A bit farther away, but just as close to our hearts, is Krux, a brewery-plus-tasting-bar like ours in the old bathhouse under the windmill. Inspired by what he was drinking on our terrace one day, Ward decided to found Bruut Bier. He took the idea seriously, and he and his partner set off for Belgium to learn the tricks of the trade. And with success: his amber Gajes was officially named the ‘Best Beer in the Netherlands’.
He’s carried on in the same vein with Krux, but with the addition of the people at Bar Joost he’s found cronies who know how to get people drinking beer in Amsterdam. And their work is in high demand on the Cruquius island, where the sterile modern architecture could definitely use some livening up. The Krux ‘brewery wharf’ is housed in the historic Huisje Insulinde, a renovated factory office building. Here, in the smallest brewery installation in the city, you can sometimes taste the subtle Belgian influences in beers like the smooth, hoppy seasonal beer Gistslijter.
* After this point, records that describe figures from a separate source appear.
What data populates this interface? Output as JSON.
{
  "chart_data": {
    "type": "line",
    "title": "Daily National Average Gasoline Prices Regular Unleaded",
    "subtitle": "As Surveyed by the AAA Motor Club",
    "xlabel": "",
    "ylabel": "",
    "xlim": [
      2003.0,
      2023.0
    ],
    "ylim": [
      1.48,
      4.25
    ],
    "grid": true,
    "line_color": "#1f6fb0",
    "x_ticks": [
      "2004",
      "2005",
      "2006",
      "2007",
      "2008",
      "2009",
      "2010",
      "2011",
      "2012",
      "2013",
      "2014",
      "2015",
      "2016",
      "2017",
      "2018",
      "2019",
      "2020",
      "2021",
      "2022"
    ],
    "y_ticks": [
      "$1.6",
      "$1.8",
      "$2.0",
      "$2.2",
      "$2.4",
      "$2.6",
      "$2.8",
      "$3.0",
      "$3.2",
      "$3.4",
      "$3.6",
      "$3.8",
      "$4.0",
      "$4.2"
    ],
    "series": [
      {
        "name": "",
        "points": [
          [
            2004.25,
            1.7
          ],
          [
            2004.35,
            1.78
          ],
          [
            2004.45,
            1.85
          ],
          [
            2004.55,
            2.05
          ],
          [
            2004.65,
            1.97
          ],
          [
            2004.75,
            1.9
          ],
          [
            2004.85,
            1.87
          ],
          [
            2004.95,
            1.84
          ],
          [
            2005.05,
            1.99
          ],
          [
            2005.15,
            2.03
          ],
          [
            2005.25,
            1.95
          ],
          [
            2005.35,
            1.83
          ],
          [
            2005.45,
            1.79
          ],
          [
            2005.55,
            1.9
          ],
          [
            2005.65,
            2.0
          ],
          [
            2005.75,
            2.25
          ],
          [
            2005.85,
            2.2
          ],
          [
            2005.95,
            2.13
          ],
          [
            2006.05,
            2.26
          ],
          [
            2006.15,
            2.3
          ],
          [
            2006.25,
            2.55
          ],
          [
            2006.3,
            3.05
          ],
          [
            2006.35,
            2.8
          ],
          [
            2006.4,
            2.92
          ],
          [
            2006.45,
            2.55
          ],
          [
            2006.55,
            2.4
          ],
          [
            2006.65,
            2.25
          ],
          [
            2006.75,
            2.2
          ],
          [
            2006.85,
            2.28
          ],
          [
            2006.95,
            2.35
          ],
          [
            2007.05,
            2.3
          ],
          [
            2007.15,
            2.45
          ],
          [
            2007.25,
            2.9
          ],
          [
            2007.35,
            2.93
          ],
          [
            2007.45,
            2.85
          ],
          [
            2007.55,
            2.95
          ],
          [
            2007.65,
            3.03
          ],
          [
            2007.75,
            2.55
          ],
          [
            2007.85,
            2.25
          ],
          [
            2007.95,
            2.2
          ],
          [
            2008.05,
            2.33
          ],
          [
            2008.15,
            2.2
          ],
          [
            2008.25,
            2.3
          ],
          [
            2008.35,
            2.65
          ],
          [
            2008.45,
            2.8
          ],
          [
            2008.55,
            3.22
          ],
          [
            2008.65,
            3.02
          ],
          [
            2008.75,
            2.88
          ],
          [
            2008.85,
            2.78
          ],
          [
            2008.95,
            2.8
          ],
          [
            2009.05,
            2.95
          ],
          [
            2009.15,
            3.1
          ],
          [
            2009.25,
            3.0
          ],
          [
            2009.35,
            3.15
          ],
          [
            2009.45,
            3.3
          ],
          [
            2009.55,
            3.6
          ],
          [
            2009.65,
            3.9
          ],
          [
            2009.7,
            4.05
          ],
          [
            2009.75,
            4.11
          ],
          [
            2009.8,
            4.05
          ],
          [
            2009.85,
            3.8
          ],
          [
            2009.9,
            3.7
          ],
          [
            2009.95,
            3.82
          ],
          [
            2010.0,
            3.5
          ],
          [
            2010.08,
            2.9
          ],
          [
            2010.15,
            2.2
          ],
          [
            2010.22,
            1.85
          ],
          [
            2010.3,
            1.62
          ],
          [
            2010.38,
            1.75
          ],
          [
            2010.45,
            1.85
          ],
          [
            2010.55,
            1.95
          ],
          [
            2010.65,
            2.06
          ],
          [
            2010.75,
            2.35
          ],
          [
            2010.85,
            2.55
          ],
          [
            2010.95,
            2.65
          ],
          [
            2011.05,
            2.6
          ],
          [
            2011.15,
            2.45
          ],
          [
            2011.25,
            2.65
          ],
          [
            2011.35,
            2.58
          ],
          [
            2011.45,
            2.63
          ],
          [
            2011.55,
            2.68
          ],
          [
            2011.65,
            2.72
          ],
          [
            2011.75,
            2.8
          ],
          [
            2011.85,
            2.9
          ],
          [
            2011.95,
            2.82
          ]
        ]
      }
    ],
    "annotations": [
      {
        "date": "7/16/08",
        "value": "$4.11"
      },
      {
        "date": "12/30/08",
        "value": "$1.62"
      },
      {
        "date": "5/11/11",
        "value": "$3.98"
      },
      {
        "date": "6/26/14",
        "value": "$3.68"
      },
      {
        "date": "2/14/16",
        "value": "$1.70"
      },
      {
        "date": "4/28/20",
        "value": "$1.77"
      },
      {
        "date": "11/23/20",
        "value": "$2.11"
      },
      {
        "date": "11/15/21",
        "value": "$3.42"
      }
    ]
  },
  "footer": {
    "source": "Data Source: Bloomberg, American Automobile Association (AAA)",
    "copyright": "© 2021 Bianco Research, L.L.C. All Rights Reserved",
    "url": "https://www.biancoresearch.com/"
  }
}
It’s a great thirst-quencher at the end of the working week. And if you’re lucky, maybe there’ll be a band playing on their terrace!
Right smack in the middle of this ‘Beer-muda triangle’ is the aforementioned Bar Joost, which is a great pit stop on your way to or from de Molen, Poesiat & Kater and Krux. It’s a neat, cosy neighbourhood café, but one where they serve a wide selection of cold beers from breweries all over Amsterdam.
We hope that the coronavirus statistics start to fall as the temperature rises, and we look forward to the day when you can just wander in to Amsterdam’s breweries to chill out on the sultry summer evenings.
Until then, the terraces at our tasting bars are open until 20:00!